MGS yield in a range-bound pattern so far this year. The 10-year Malaysian Government Securities (MGS) yield – a risk-free benchmark used by us as a valuation reference to impute the corresponding yield spreads in deriving our individual target prices – has been swinging sideways thus far this year, climbing from a low of 3.74% in late January to as high as 4.06% in early March before retracing back to 3.74% currently (Exhibit 2). This follows its previous slide from a high of 4.55% in October last year due to initial expectations that global interest rates might have peaked already. Against this backdrop, interest rates will probably remain elevated given the still sticky high inflationary environment, prompting us to maintain our 10-year MGS yield assumption at 4.5% for our computation of individual target yields and their respective target prices as we have rolled forward our valuation window to FY24 during the recent earnings reporting season (Exhibit 3).
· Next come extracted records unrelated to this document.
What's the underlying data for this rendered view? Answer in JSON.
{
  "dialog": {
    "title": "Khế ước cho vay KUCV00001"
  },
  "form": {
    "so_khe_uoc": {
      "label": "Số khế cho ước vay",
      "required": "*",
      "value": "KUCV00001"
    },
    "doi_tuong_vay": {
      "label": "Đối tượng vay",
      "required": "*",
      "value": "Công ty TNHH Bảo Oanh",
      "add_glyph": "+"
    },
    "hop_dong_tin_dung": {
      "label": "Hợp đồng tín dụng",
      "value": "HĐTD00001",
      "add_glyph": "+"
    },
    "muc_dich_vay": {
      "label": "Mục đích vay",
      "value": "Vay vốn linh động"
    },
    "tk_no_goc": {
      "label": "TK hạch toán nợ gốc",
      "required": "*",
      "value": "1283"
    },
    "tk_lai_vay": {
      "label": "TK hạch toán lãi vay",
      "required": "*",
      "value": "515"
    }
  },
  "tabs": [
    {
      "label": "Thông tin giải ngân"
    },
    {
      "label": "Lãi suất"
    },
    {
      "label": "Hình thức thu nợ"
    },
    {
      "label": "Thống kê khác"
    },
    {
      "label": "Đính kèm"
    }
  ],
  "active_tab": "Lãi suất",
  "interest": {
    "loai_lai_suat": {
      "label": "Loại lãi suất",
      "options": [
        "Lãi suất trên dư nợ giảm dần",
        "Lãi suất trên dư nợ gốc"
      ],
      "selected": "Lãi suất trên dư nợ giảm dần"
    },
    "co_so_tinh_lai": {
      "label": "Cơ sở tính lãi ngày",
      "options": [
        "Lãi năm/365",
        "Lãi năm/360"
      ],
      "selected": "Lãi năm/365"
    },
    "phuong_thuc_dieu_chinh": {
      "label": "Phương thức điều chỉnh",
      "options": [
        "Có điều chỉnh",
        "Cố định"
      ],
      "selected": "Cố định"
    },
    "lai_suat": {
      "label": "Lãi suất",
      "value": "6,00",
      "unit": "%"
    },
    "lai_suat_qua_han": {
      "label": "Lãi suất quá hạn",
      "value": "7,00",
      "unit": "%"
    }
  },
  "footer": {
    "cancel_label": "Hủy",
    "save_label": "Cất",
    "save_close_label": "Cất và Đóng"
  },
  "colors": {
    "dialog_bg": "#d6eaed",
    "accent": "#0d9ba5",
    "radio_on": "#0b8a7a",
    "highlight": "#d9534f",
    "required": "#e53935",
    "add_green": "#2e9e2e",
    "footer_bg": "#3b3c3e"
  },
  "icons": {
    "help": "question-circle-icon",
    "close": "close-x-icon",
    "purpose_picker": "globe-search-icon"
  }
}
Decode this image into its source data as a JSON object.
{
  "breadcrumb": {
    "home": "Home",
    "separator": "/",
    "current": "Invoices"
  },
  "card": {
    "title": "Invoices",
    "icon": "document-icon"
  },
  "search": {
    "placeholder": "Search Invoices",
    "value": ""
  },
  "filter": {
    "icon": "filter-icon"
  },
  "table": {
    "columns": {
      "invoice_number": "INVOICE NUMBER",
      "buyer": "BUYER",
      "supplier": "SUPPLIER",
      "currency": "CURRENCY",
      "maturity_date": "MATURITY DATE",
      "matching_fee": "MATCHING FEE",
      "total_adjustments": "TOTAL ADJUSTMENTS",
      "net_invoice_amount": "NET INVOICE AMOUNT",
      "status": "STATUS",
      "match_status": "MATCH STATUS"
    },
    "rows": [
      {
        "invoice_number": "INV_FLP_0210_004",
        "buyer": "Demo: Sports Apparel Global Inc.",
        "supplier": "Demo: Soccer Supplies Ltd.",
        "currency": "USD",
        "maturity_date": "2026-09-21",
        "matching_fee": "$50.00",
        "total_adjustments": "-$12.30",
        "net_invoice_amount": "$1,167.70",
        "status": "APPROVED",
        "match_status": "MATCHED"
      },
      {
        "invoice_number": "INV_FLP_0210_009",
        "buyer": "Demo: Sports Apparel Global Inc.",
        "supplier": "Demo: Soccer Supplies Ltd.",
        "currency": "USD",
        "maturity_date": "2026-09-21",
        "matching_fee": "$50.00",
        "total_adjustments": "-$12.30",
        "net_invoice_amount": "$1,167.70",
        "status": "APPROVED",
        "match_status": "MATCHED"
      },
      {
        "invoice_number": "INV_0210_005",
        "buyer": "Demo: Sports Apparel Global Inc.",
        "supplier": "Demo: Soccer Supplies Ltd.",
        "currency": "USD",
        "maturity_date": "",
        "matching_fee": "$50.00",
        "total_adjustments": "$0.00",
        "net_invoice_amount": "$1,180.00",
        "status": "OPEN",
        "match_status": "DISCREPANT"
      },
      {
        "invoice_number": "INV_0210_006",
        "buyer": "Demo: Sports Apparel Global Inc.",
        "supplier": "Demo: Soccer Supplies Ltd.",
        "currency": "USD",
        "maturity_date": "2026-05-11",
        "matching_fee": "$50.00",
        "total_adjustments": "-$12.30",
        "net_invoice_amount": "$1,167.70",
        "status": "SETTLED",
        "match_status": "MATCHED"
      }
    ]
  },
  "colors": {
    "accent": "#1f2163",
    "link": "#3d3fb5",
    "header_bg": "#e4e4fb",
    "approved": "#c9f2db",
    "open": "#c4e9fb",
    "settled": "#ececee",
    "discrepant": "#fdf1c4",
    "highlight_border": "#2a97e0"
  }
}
NEUTRAL sector view. Backed by the still challenging industry dynamics, we are keeping our NEUTRAL stance. Within the sector, we still like MREITs with the following attributes: (i) niche in the right business segments particularly in industrial and retail, and/or (ii) own property assets in prime and strategic locations, which will continue to provide resilient rental income streams. From a valuation perspective, PAVREIT and SUNREIT emerge as our top retail-centric picks, offering potential total returns of 22.2% and 27.7%, respectively. We remain cautious on SENTRAL (MARKET PERFORM; TP: RM0.79) given its high exposure to the office segment.

Risks to our call include: (i) risk-free rate eases/strengthens, (ii) higher/lower-than-expected rental reversions, and (iii) higher/lower-than-expected occupancy rates.